Levante and Valencia opened the Granota ground in September 1969.

The Estadio Ciudad de Valencia was inaugurated on 9 September 1969, on a symbolic date linked to the birth of the institution, with the name Estadio Antonio Román. The event attracted the attention of all the political segments of late Francoist Valencia. However, the celebrations began earlier. On Thursday, 4 September, a brotherhood dinner was held, presided over by the city’s main sporting authorities and the members of the board of directors of Levante. Juan Antonio Samaranch, National Sports Delegate, announced that he would modify his agenda to be present at the inauguration of the facility on the evening of Tuesday 9th September. On Friday, September 5th, the new Levante flag was blessed in the chapel of the Basilica of the Patron Saint of Valencia.

Juan Antonio Samaranch at the inauguration of the Stadium.
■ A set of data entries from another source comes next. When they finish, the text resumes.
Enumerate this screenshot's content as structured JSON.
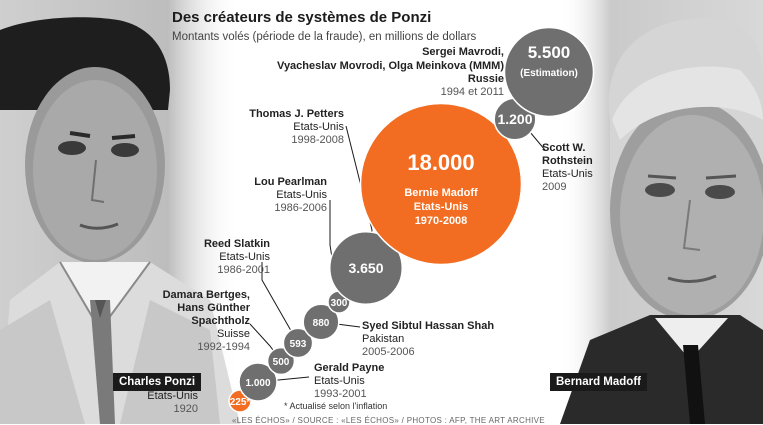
{
  "header": {
    "title": "Des créateurs de systèmes de Ponzi",
    "subtitle": "Montants volés (période de la fraude), en millions de dollars"
  },
  "portraits": [
    {
      "caption": "Charles Ponzi"
    },
    {
      "caption": "Bernard Madoff"
    }
  ],
  "footnote": "* Actualisé selon l'inflation",
  "source": "«LES ÉCHOS» / SOURCE : «LES ÉCHOS» / PHOTOS : AFP, THE ART ARCHIVE",
  "colors": {
    "orange": "#f26d21",
    "grey": "#6f6f6f",
    "connector": "#1a1a1a"
  },
  "chart_data": {
    "type": "bubble",
    "title": "Des créateurs de systèmes de Ponzi",
    "subtitle": "Montants volés (période de la fraude), en millions de dollars",
    "points": [
      {
        "label": "225*",
        "value": 225,
        "names": "Charles Ponzi",
        "country": "Etats-Unis",
        "period": "1920",
        "color": "orange"
      },
      {
        "label": "1.000",
        "value": 1000,
        "names": "Gerald Payne",
        "country": "Etats-Unis",
        "period": "1993-2001",
        "color": "grey"
      },
      {
        "label": "500",
        "value": 500,
        "names": "Damara Bertges, Hans Günther Spachtholz",
        "country": "Suisse",
        "period": "1992-1994",
        "color": "grey"
      },
      {
        "label": "593",
        "value": 593,
        "names": "Reed Slatkin",
        "country": "Etats-Unis",
        "period": "1986-2001",
        "color": "grey"
      },
      {
        "label": "880",
        "value": 880,
        "names": "Syed Sibtul Hassan Shah",
        "country": "Pakistan",
        "period": "2005-2006",
        "color": "grey"
      },
      {
        "label": "300",
        "value": 300,
        "names": "Lou Pearlman",
        "country": "Etats-Unis",
        "period": "1986-2006",
        "color": "grey"
      },
      {
        "label": "3.650",
        "value": 3650,
        "names": "Thomas J. Petters",
        "country": "Etats-Unis",
        "period": "1998-2008",
        "color": "grey"
      },
      {
        "label": "18.000",
        "value": 18000,
        "names": "Bernie Madoff",
        "country": "Etats-Unis",
        "period": "1970-2008",
        "color": "orange"
      },
      {
        "label": "1.200",
        "value": 1200,
        "names": "Scott W. Rothstein",
        "country": "Etats-Unis",
        "period": "2009",
        "color": "grey"
      },
      {
        "label": "5.500",
        "value": 5500,
        "sublabel": "(Estimation)",
        "names": "Sergei Mavrodi, Vyacheslav Movrodi, Olga Meinkova (MMM)",
        "country": "Russie",
        "period": "1994 et 2011",
        "color": "grey"
      }
    ]
  },
  "labels": {
    "ponzi": {
      "name": "Charles Ponzi",
      "country": "Etats-Unis",
      "period": "1920"
    },
    "payne": {
      "name": "Gerald Payne",
      "country": "Etats-Unis",
      "period": "1993-2001"
    },
    "bertges": {
      "name1": "Damara Bertges,",
      "name2": "Hans Günther",
      "name3": "Spachtholz",
      "country": "Suisse",
      "period": "1992-1994"
    },
    "slatkin": {
      "name": "Reed Slatkin",
      "country": "Etats-Unis",
      "period": "1986-2001"
    },
    "shah": {
      "name": "Syed Sibtul Hassan Shah",
      "country": "Pakistan",
      "period": "2005-2006"
    },
    "pearlman": {
      "name": "Lou Pearlman",
      "country": "Etats-Unis",
      "period": "1986-2006"
    },
    "petters": {
      "name": "Thomas J. Petters",
      "country": "Etats-Unis",
      "period": "1998-2008"
    },
    "madoff": {
      "name1": "Bernie Madoff",
      "country": "Etats-Unis",
      "period": "1970-2008"
    },
    "rothstein": {
      "name1": "Scott W.",
      "name2": "Rothstein",
      "country": "Etats-Unis",
      "period": "2009"
    },
    "mavrodi": {
      "name1": "Sergei Mavrodi,",
      "name2": "Vyacheslav Movrodi, Olga Meinkova (MMM)",
      "country": "Russie",
      "period": "1994 et 2011"
    }
  }
}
Juan Antonio Samaranch fue el encargado de pulsar el botón que iluminó de facto las torres del nuevo coliseo granota mientras sobre el césped estaban dispuestas las distintas secciones de la institución con sus respectivas banderas. Antonio Román impuso a Samaranch la medalla de oro de la sociedad levantinista. Matías Prats ejerció de cicerone del evento mientras que Elisa Bau Carpi realizó el saque de honor convertida en la primera madrina del club. Tras el protocolo aparecieron sobre el terreno de juego los jugadores del Valencia y Levante. Se mantenía incólume una tradición que unía a ambos clubes desde la noche de los tiempos. El Valencia fue el team invitado en la inauguración del Campo de La Cruz en septiembre de 1922 y el Levante correspondió en el estreno de Mestalla en 1923. Mut, Martín, Campos, Blasco, Suárez, Ruiz, García Soriano, José, Navarro, Genaro y Fuertes conformaron la primera alineación azulgrana sobre el tapiz verde del nuevo edificio. Adelardo, Sol, Aníbal, Antón, Roberto, Vilar, Fuertes, Guillot, Valdo y Poli opusieron resistencia. El triunfo fue para la escuadra de Mestalla, aunque fue Genaro el protagonista del partido al conseguir perforar la meta de Adelardo, si bien el colegiado de la contienda denegó la validez del que hubiera sido el primer gol del Estadio Antonio Román.
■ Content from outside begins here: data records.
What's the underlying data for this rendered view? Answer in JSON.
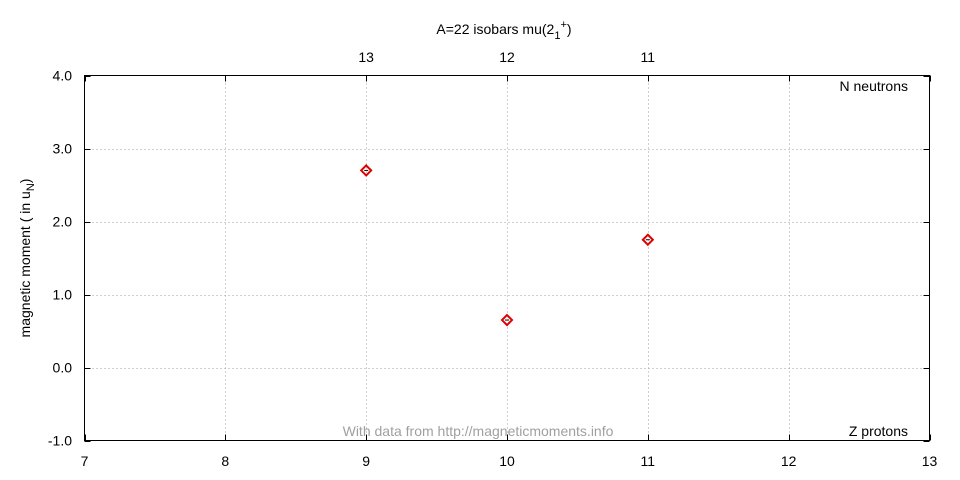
{
  "chart_data": {
    "type": "scatter",
    "title_main": "A=22 isobars mu(2",
    "title_sub": "1",
    "title_sup": "+",
    "title_close": ")",
    "xlabel": "Z protons",
    "ylabel_main": "magnetic moment ( in u",
    "ylabel_sub": "N",
    "ylabel_close": ")",
    "x2label": "N neutrons",
    "watermark": "With data from http://magneticmoments.info",
    "xlim": [
      7,
      13
    ],
    "ylim": [
      -1.0,
      4.0
    ],
    "x_ticks": [
      "7",
      "8",
      "9",
      "10",
      "11",
      "12",
      "13"
    ],
    "y_ticks": [
      "-1.0",
      "0.0",
      "1.0",
      "2.0",
      "3.0",
      "4.0"
    ],
    "x2_ticks": [
      {
        "z": 9,
        "label": "13"
      },
      {
        "z": 10,
        "label": "12"
      },
      {
        "z": 11,
        "label": "11"
      }
    ],
    "grid": true,
    "marker_color": "#e00000",
    "points": [
      {
        "x": 9,
        "y": 2.7
      },
      {
        "x": 10,
        "y": 0.65
      },
      {
        "x": 11,
        "y": 1.75
      }
    ]
  }
}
Panorámica de El Estadio Ciutat de València en un derbi.

The stadium has had several different names since its inception. Levante debuted at the Estadio Antonio Román as a tenant in the Third Division in the 1969-1970 season, during the seventies and eighties it was called Nou Estadi and since the late nineties it has been renamed Ciutat de València in an attempt to link Levante to its immediate surroundings, a measure that Manuel Grau Torralba tried to put into practice. On the pitch of the Granota coliseum, matches have been played at all levels of professional football. In the 2004-2005 season, it made its debut as a first division stadium with a match between Levante and Racing Santander (3-1). On 3 September 2004, it hosted a friendly match between the Spanish senior national team and Scotland, which was cancelled due to heavy rain in Valencia. It was the last preparation match for the national team coached by Luis Aragonés before the start of the qualifiers for the World Cup in Germany. The national team returned to Orriols ten years later in a qualifier for the 2016 European Championships. On that day, Spain crushed Macedonia (5-1). Before that, in September 2012, a match against Helsingborg marked the start of an exciting projection into Old Europe through the Europa League.